Will be available to download 22th Feb. Already grabbed it!


Edit: Will appearently come in a hardback edition as well.


----------



## Alhom (Aug 17, 2012)

Sounds like a hardback yes but why?
It's not even the third book from the saga of The Dark Eldars...
Don't get it.


----------



## Stephen_Newman (Jul 14, 2009)

I am unsure about it.

On the one hand I love Harlequins and I think a book based on them has the potential to be very cool.

However reading the description of the book it sounds as if the author has simply stolen the plot of Hamlet and made a 4st millenium version of it (The big giveaway here being the whole "someone has commited something really bad" "I know. Let's perform a play that will single out the person responsible").

For those not in the whole Hamlet is a play by famous English playwright William Shakespeare and the plot revolves on the main character (Hamlet) working out who murdered his father by performing a play that singles out the person responsible.


----------



## Brother Lucian (Apr 22, 2011)

Stephen_Newman said:


> I am unsure about it.
> 
> On the one hand I love Harlequins and I think a book based on them has the potential to be very cool.
> 
> ...


Hrm, interesting thought. Never read hamlet, but your description is very telling.


----------



## Paceyjg (May 12, 2011)

What device do you guys read ebooks on?

I would have made the switch to Kindle or something like that but I feel the ebooks do not offer enough of a price reduction.


----------



## Brother Lucian (Apr 22, 2011)

Kindle here. Went for it due to lack of space for many more books, already had to throw out an awful lot of old books I had some years ago when I was crittically running out of space.

As well the benefit of getting them instantly on release day.


----------



## Doelago (Nov 29, 2009)

Paceyjg said:


> What device do you guys read ebooks on?


iPad and iPhone.


----------



## Child-of-the-Emperor (Feb 22, 2009)

Just my iPhone.


----------



## March of Time (Dec 4, 2009)

I do all my Ebook reading on my iphone


----------



## Brother Lucian (Apr 22, 2011)

Masque of Vyle was just made available for download, grabbed it.

Edit: Will read it tomorrow as im going to bed right now. Too tired to read.


----------



## Malus Darkblade (Jan 8, 2010)

Child-of-the-Emperor said:


> Just my iPhone.


I tried that once and got a headache after 10 minutes or so. Not sure how you manage to do it.


----------



## Brother Lucian (Apr 22, 2011)

I just finished reading The Masque of Vyle.
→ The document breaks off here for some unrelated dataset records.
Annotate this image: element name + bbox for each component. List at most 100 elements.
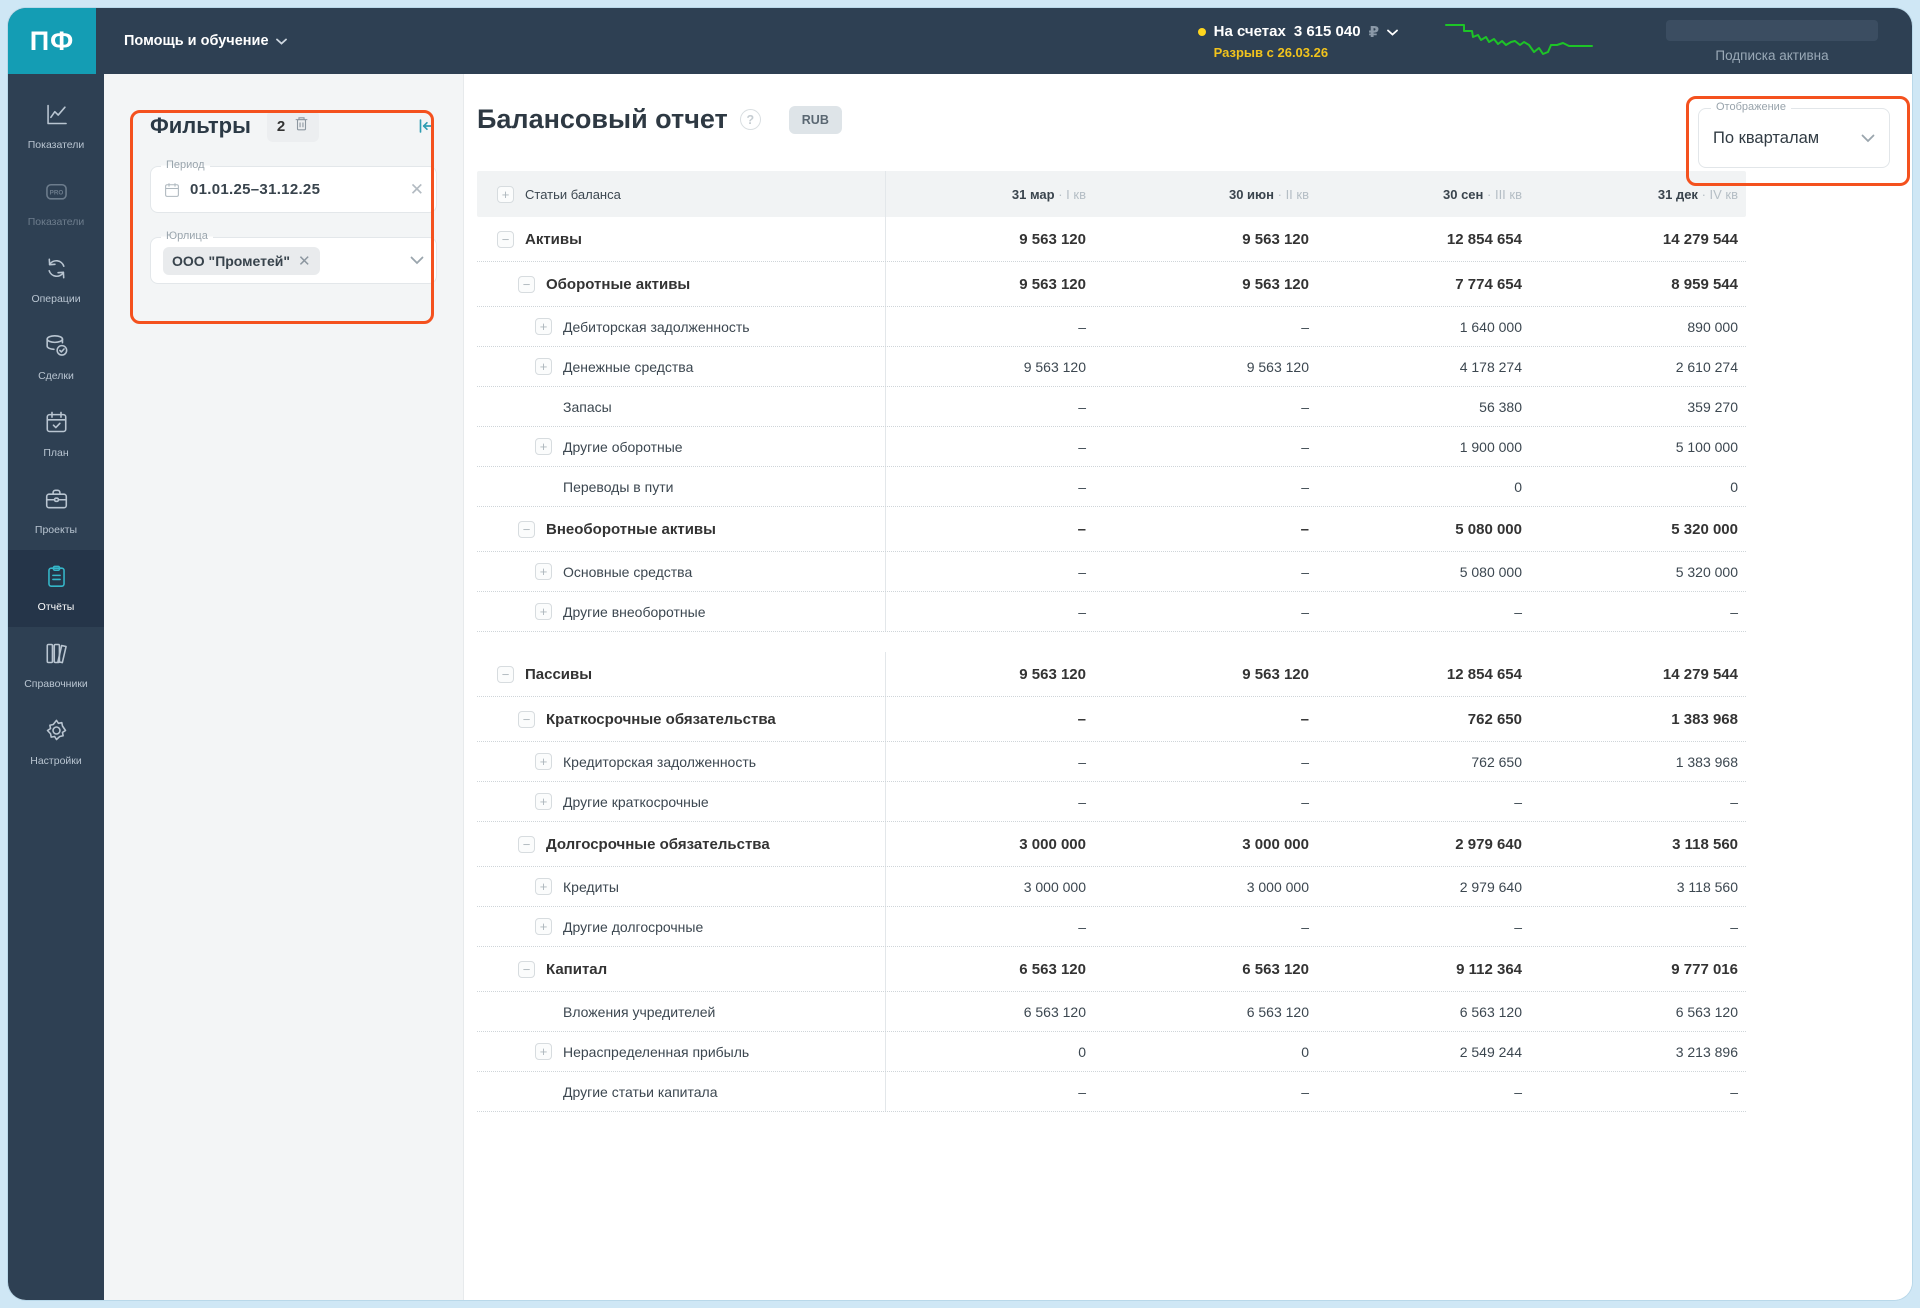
accounts-summary[interactable]: На счетах 3 615 040 ₽ Разрыв с 26.03.26 (1197, 23, 1398, 60)
status-dot-icon (1197, 27, 1206, 36)
sidebar-item-label: Проекты (34, 524, 78, 536)
cell-value: – (1300, 710, 1309, 728)
table-row: + Другие долгосрочные – – – – (477, 907, 1746, 947)
expand-row-icon[interactable]: + (535, 878, 552, 895)
cell-value: – (1514, 603, 1522, 620)
chevron-down-icon[interactable] (410, 256, 424, 265)
books-icon (43, 640, 70, 670)
expand-row-icon[interactable]: + (535, 753, 552, 770)
cell-value: 4 178 274 (1459, 358, 1522, 375)
row-label: Кредиторская задолженность (563, 753, 757, 770)
help-icon[interactable]: ? (739, 109, 761, 130)
collapse-row-icon[interactable]: − (497, 230, 514, 248)
clear-period-icon[interactable]: ✕ (410, 181, 424, 198)
cell-value: 5 080 000 (1455, 520, 1522, 538)
cell-value: 9 777 016 (1671, 960, 1738, 978)
expand-row-icon[interactable]: + (535, 918, 552, 935)
help-menu-button[interactable]: Помощь и обучение (124, 33, 287, 49)
cell-value: – (1301, 438, 1309, 455)
sidebar-item-handbooks[interactable]: Справочники (8, 627, 104, 704)
cell-value: 6 563 120 (1246, 1003, 1309, 1020)
sidebar-item-projects[interactable]: Проекты (8, 473, 104, 550)
table-row: − Активы 9 563 120 9 563 120 12 854 654 14 27… (477, 217, 1746, 262)
sidebar-item-settings[interactable]: Настройки (8, 704, 104, 781)
sidebar-item-reports[interactable]: Отчёты (8, 550, 104, 627)
app-logo[interactable]: ПФ (8, 8, 96, 74)
collapse-row-icon[interactable]: − (518, 835, 535, 853)
remove-entity-icon[interactable]: ✕ (298, 252, 311, 270)
collapse-row-icon[interactable]: − (518, 275, 535, 293)
cell-value: – (1078, 793, 1086, 810)
redacted-account-name (1666, 19, 1878, 41)
cell-value: 6 563 120 (1019, 960, 1086, 978)
row-label: Другие оборотные (563, 438, 683, 455)
cell-value: – (1301, 793, 1309, 810)
subscription-status: Подписка активна (1715, 47, 1829, 63)
expand-row-icon[interactable]: + (535, 358, 552, 375)
cell-value: – (1078, 563, 1086, 580)
row-label: Денежные средства (563, 358, 694, 375)
collapse-row-icon[interactable]: − (518, 520, 535, 538)
row-label: Краткосрочные обязательства (546, 710, 776, 728)
display-mode-select[interactable]: Отображение По кварталам (1698, 101, 1890, 168)
cell-value: 1 640 000 (1459, 318, 1522, 335)
row-label: Нераспределенная прибыль (563, 1043, 750, 1060)
cell-value: 3 000 000 (1023, 878, 1086, 895)
sidebar-item-operations[interactable]: Операции (8, 242, 104, 319)
sidebar-item-deals[interactable]: Сделки (8, 319, 104, 396)
entity-chip-label: ООО "Прометей" (172, 252, 291, 269)
cell-value: – (1301, 753, 1309, 770)
expand-row-icon[interactable]: + (535, 438, 552, 455)
sidebar-item-label: Операции (31, 293, 81, 305)
cell-value: – (1514, 793, 1522, 810)
cell-value: – (1078, 1083, 1086, 1100)
cell-value: – (1730, 603, 1738, 620)
sidebar-item-indicators-pro[interactable]: PRO Показатели (8, 165, 104, 242)
sidebar-item-label: Показатели (27, 139, 85, 151)
filters-count-badge[interactable]: 2 (266, 110, 320, 142)
expand-row-icon[interactable]: + (535, 563, 552, 580)
row-label: Основные средства (563, 563, 693, 580)
cell-value: 12 854 654 (1446, 665, 1522, 683)
row-label: Другие статьи капитала (563, 1083, 718, 1100)
collapse-row-icon[interactable]: − (497, 665, 514, 683)
sidebar-nav: Показатели PRO Показатели Операции Сделки Пла… (8, 74, 104, 1300)
row-label: Пассивы (525, 665, 593, 683)
trash-icon[interactable] (294, 116, 309, 136)
table-row: + Кредиторская задолженность – – 762 650 1 38… (477, 742, 1746, 782)
cell-value: 6 563 120 (1675, 1003, 1738, 1020)
cell-value: – (1300, 520, 1309, 538)
expand-row-icon[interactable]: + (535, 1043, 552, 1060)
svg-text:PRO: PRO (49, 189, 63, 196)
briefcase-icon (43, 486, 70, 516)
cell-value: 9 563 120 (1246, 358, 1309, 375)
entity-field[interactable]: Юрлица ООО "Прометей" ✕ (150, 230, 437, 284)
expand-row-icon[interactable]: + (535, 603, 552, 620)
entity-chip[interactable]: ООО "Прометей" ✕ (163, 246, 320, 275)
cell-value: 2 979 640 (1455, 835, 1522, 853)
sidebar-item-plan[interactable]: План (8, 396, 104, 473)
collapse-row-icon[interactable]: − (518, 960, 535, 978)
expand-row-icon[interactable]: + (535, 793, 552, 810)
topbar: ПФ Помощь и обучение На счетах 3 615 040… (8, 8, 1912, 74)
cell-value: 56 380 (1479, 398, 1522, 415)
cell-value: – (1301, 563, 1309, 580)
cell-value: – (1078, 318, 1086, 335)
cell-value: 3 213 896 (1675, 1043, 1738, 1060)
cell-value: – (1514, 918, 1522, 935)
collapse-row-icon[interactable]: − (518, 710, 535, 728)
period-field[interactable]: Период 01.01.25–31.12.25 ✕ (150, 159, 437, 213)
cell-value: 8 959 544 (1671, 275, 1738, 293)
sidebar-item-indicators[interactable]: Показатели (8, 88, 104, 165)
entity-field-label: Юрлица (161, 230, 213, 242)
first-column-header: Статьи баланса (525, 186, 621, 202)
sidebar-item-label: Сделки (38, 370, 74, 382)
collapse-panel-icon[interactable] (415, 115, 437, 137)
expand-all-icon[interactable]: + (497, 185, 514, 203)
currency-badge[interactable]: RUB (788, 105, 842, 134)
sync-icon (43, 255, 70, 285)
row-label: Другие долгосрочные (563, 918, 704, 935)
page-title: Балансовый отчет (477, 104, 728, 134)
table-row: + Другие внеоборотные – – – – (477, 592, 1746, 632)
expand-row-icon[interactable]: + (535, 318, 552, 335)
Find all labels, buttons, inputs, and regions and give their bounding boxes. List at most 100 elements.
I found it a good read and a character from Path of the Incubus appears in it. The book gives more detail on the Harlequins and their setup, and how they execute their performances. 

I found the plot interesting, but over fairly fast. Not a terribly long book, being between 1/3 to 1/2 of a normal warhammer book, which likely is why they made it as a hardcover too. Black Library seems to love hardbacking their shorties.

I rate it 7.5/10, a decent read with interesting spots. But being too short to truly delve deeply into most of the characters in the book. One could consider it a sidestory to Path of the Incubus, given the relation to one of the important characters there and detailing him with a suprise at the end.


----------